In Brazil there is a law which says that if you can prove that you spent more than five years inhabiting an unclaimed lot it belongs to you.
The Jacarê neighborhood in the northern part of Rio de Janeiro was an important industrial area. However for the past 25 years factories have been closing one after another.
On the other hand, for the past 25 years the rate of inflation has been increasing in Brazil, and for the past 3 years it has increased so much that many people can't afford to pay their rent anymore.
Therefore they started to squat in those old factories. The government of Rio de Janeiro is willing to destroy those old factories and replace them with new social housing projects. However this process is taking too long and the people who live in these places get sick easily, have trouble sleeping, or develop mental illness.
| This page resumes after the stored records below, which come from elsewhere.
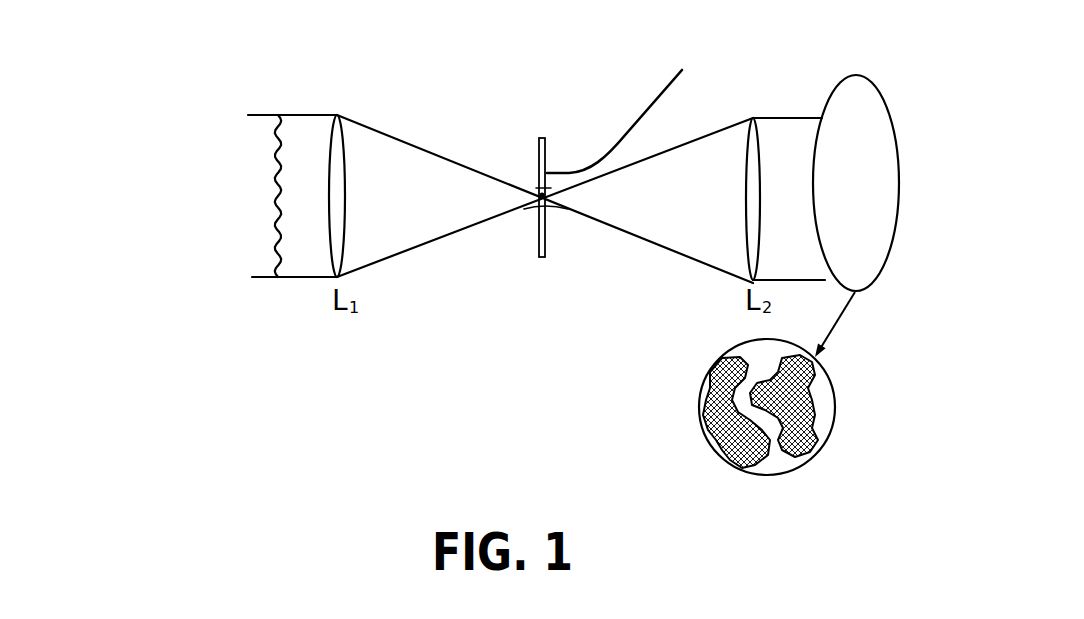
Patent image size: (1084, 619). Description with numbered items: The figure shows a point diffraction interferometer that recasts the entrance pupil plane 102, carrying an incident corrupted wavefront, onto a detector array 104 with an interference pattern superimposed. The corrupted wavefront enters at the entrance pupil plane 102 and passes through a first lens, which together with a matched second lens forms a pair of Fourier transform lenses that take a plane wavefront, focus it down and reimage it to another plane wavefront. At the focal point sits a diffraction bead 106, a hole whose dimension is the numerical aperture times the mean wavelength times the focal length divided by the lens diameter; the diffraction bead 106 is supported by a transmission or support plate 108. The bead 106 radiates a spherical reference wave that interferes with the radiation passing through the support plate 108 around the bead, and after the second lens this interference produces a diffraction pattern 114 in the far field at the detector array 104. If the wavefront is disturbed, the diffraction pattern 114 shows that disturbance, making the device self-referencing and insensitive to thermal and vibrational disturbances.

The entrance pupil plane 102 is at (262, 286).
The detector array 104 is at (675, 87).
The diffraction bead 106 is at (526, 178).
The support plate 108 is at (535, 269).
The diffraction pattern 114 is at (834, 437).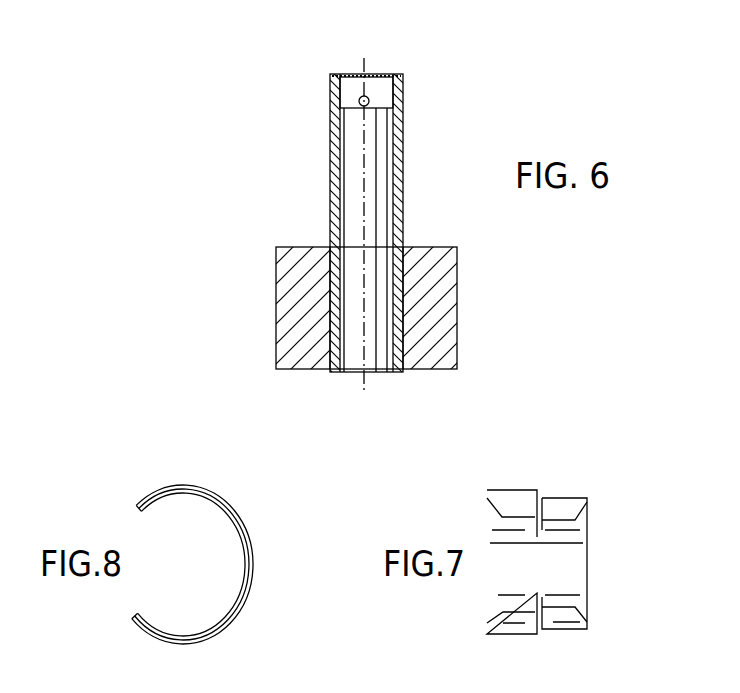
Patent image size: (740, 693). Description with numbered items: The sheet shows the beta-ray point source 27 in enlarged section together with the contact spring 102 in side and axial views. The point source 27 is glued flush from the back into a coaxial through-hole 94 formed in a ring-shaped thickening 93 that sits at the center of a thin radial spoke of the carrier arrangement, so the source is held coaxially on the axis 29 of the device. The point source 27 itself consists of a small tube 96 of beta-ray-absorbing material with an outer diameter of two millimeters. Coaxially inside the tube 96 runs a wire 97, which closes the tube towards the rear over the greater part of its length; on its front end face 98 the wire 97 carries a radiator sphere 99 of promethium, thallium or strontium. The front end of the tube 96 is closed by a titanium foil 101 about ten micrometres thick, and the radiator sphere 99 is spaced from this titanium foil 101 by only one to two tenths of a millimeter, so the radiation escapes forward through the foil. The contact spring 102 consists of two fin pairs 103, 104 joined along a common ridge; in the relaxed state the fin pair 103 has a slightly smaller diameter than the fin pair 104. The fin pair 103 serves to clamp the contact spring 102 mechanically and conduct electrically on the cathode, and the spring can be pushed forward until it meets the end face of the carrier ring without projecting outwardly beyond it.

In FIG. 6, the point source 27 is at (318, 84).
In FIG. 6, the axis 29 is at (372, 388).
In FIG. 6, the ring-shaped thickening 93 is at (298, 300).
In FIG. 6, the through-hole 94 is at (328, 323).
In FIG. 6, the tube 96 is at (331, 133).
In FIG. 6, the wire 97 is at (373, 188).
In FIG. 6, the front end face 98 is at (382, 108).
In FIG. 6, the radiator sphere 99 is at (368, 96).
In FIG. 6, the titanium foil 101 is at (347, 73).
In FIG. 7, the contact spring 102 is at (573, 489).
In FIG. 8, the contact spring 102 is at (237, 503).
In FIG. 7, the fin pair 103 is at (567, 630).
In FIG. 8, the fin pair 103 is at (132, 611).
In FIG. 7, the fin pair 104 is at (502, 636).
In FIG. 8, the fin pair 104 is at (146, 629).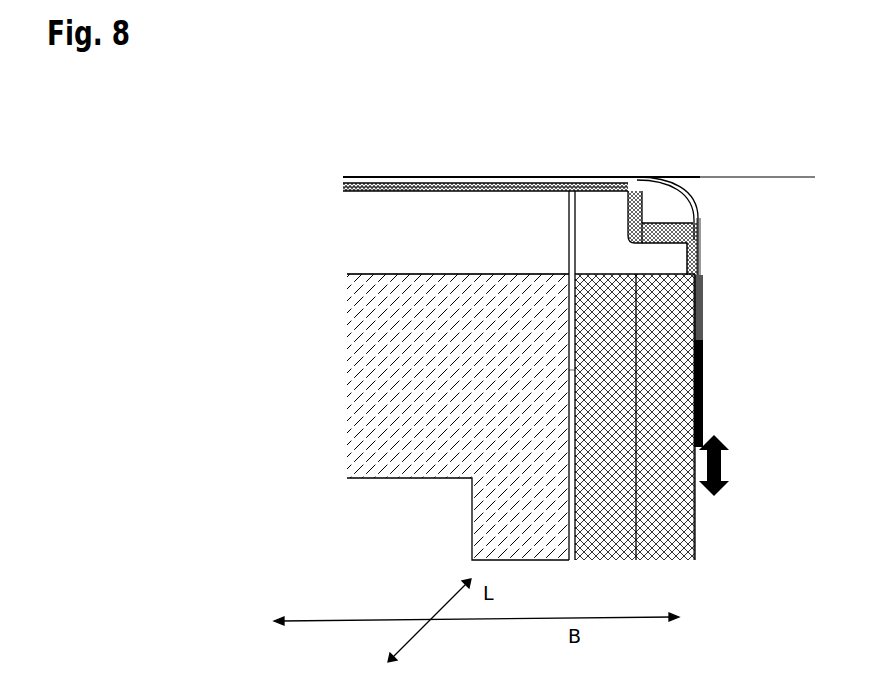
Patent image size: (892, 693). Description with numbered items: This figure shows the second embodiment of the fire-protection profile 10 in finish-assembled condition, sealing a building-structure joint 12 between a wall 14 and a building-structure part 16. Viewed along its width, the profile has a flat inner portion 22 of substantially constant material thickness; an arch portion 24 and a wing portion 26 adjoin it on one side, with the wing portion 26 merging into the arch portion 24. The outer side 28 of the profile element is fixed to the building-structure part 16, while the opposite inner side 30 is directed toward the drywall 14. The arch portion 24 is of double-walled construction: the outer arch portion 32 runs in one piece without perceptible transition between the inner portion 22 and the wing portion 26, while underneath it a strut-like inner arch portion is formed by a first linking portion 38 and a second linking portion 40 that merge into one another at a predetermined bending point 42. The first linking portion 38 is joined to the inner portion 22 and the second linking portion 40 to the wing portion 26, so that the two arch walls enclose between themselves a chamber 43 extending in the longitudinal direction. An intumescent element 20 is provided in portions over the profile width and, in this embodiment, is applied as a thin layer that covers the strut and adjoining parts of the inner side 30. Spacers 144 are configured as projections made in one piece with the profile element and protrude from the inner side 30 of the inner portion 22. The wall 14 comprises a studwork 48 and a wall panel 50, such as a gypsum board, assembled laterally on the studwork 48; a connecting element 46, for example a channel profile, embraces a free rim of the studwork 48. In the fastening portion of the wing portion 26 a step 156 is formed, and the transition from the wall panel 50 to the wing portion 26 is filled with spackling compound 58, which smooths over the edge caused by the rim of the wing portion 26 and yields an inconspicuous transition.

The fire-protection profile 10 is at (283, 117).
The building-structure joint 12 is at (460, 212).
The wall 14 is at (312, 455).
The building-structure part 16 is at (372, 137).
The intumescent element 20 is at (606, 177).
The inner portion 22 is at (494, 190).
The arch portion 24 is at (687, 174).
The wing portion 26 is at (704, 303).
The outer side 28 is at (412, 171).
The inner side 30 is at (420, 197).
The outer arch portion 32 is at (660, 188).
The first linking portion 38 is at (628, 177).
The second linking portion 40 is at (673, 225).
The predetermined bending point 42 is at (646, 218).
The chamber 43 is at (668, 205).
The connecting element 46 is at (570, 375).
The studwork 48 is at (460, 350).
The wall panel 50 is at (673, 538).
The spackling compound 58 is at (702, 363).
The spacer 144 is at (580, 192).
The step 156 is at (704, 277).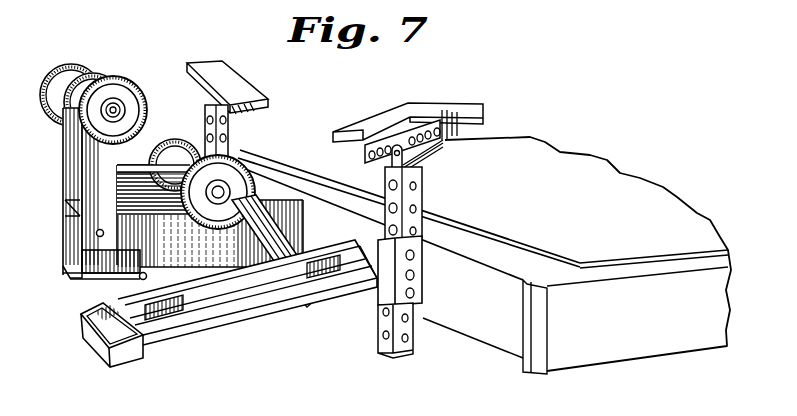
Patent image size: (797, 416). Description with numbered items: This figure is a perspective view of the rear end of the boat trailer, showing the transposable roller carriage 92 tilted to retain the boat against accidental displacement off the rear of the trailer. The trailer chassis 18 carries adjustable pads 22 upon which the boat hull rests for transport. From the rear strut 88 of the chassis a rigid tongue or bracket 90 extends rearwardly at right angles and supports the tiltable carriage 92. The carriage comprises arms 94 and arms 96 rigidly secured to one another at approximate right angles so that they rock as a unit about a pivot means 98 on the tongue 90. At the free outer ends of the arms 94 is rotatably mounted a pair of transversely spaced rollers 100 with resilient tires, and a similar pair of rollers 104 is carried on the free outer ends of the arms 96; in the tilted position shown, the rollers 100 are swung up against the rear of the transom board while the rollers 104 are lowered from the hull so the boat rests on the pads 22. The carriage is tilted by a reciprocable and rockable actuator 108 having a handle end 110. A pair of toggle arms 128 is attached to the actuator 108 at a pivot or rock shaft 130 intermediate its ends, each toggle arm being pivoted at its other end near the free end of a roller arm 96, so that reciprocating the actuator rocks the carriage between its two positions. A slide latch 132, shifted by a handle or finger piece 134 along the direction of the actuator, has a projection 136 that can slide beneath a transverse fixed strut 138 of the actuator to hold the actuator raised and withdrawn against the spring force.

The chassis 18 is at (698, 333).
The adjustable pads 22 is at (228, 78).
The rear strut 88 is at (482, 325).
The tongue or bracket 90 is at (72, 252).
The roller carriage 92 is at (98, 186).
The arms 94 is at (95, 155).
The arms 96 is at (135, 163).
The pivot means 98 is at (96, 233).
The rollers 100 is at (112, 62).
The rollers 104 is at (178, 145).
The actuator 108 is at (233, 322).
The handle end 110 is at (101, 350).
The toggle arms 128 is at (247, 270).
The pivot or rock shaft 130 is at (310, 303).
The slide latch 132 is at (98, 282).
The handle or finger piece 134 is at (139, 280).
The projection 136 is at (66, 272).
The transverse fixed strut 138 is at (182, 320).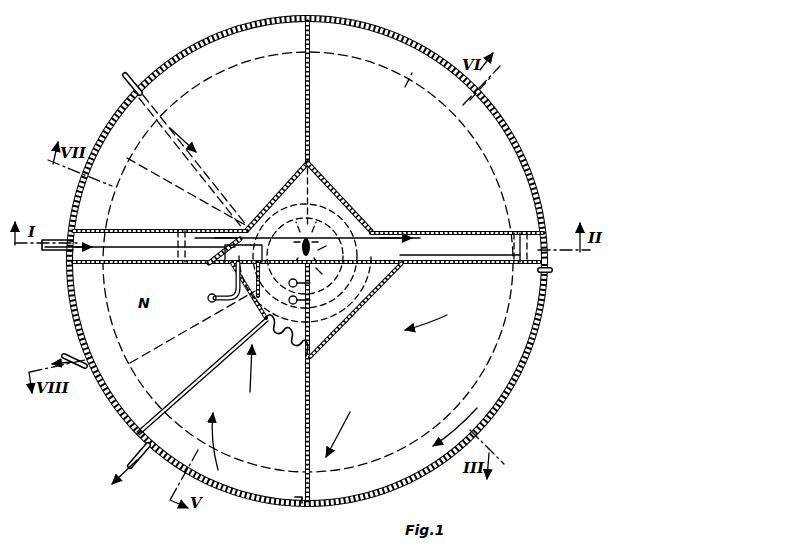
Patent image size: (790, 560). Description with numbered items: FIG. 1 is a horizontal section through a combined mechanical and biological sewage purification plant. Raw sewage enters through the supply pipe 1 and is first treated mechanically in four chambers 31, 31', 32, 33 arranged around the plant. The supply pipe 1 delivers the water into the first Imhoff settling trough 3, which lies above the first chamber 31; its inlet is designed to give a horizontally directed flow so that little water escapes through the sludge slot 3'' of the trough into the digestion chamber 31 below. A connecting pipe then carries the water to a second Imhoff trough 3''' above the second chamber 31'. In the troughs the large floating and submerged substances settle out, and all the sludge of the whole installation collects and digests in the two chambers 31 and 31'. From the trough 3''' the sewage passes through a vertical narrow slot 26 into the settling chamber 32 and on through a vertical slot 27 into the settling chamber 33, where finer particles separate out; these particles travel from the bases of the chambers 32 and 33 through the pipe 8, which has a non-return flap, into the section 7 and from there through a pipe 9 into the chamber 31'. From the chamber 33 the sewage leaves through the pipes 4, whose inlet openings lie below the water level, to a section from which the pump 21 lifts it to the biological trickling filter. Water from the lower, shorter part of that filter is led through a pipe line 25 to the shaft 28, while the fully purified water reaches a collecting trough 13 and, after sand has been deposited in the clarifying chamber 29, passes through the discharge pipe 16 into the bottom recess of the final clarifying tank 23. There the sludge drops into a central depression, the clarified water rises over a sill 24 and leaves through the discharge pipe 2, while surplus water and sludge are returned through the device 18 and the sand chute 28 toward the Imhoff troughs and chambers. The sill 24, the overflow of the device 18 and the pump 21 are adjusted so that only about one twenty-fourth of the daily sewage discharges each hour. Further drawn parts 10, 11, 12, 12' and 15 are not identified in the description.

The supply pipe 1 is at (57, 250).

The project's initial aim was to enter the old factories and tell the story of each person photographed in order to raise awareness worldwide of their hardships and dispel prejudices about them. These people work, they take care of their families. My Brazilian friend and sociologist Douglas Khayat, who was already working inside the community, would record their stories while I would take their portrait. After creating a blog Douglas Khayat and I decided to publish a book to officially create a hard copy of the project and thereby increase its exposure. We are now counting on you to help us bring this important project to life and show the world that we can make a difference.
Whereas Brazil spent almost 10 billion dollars on the World Cup, we have to show Brazil that its true priorities lay elsewhere and that the government has the power and money to achieve what they promised.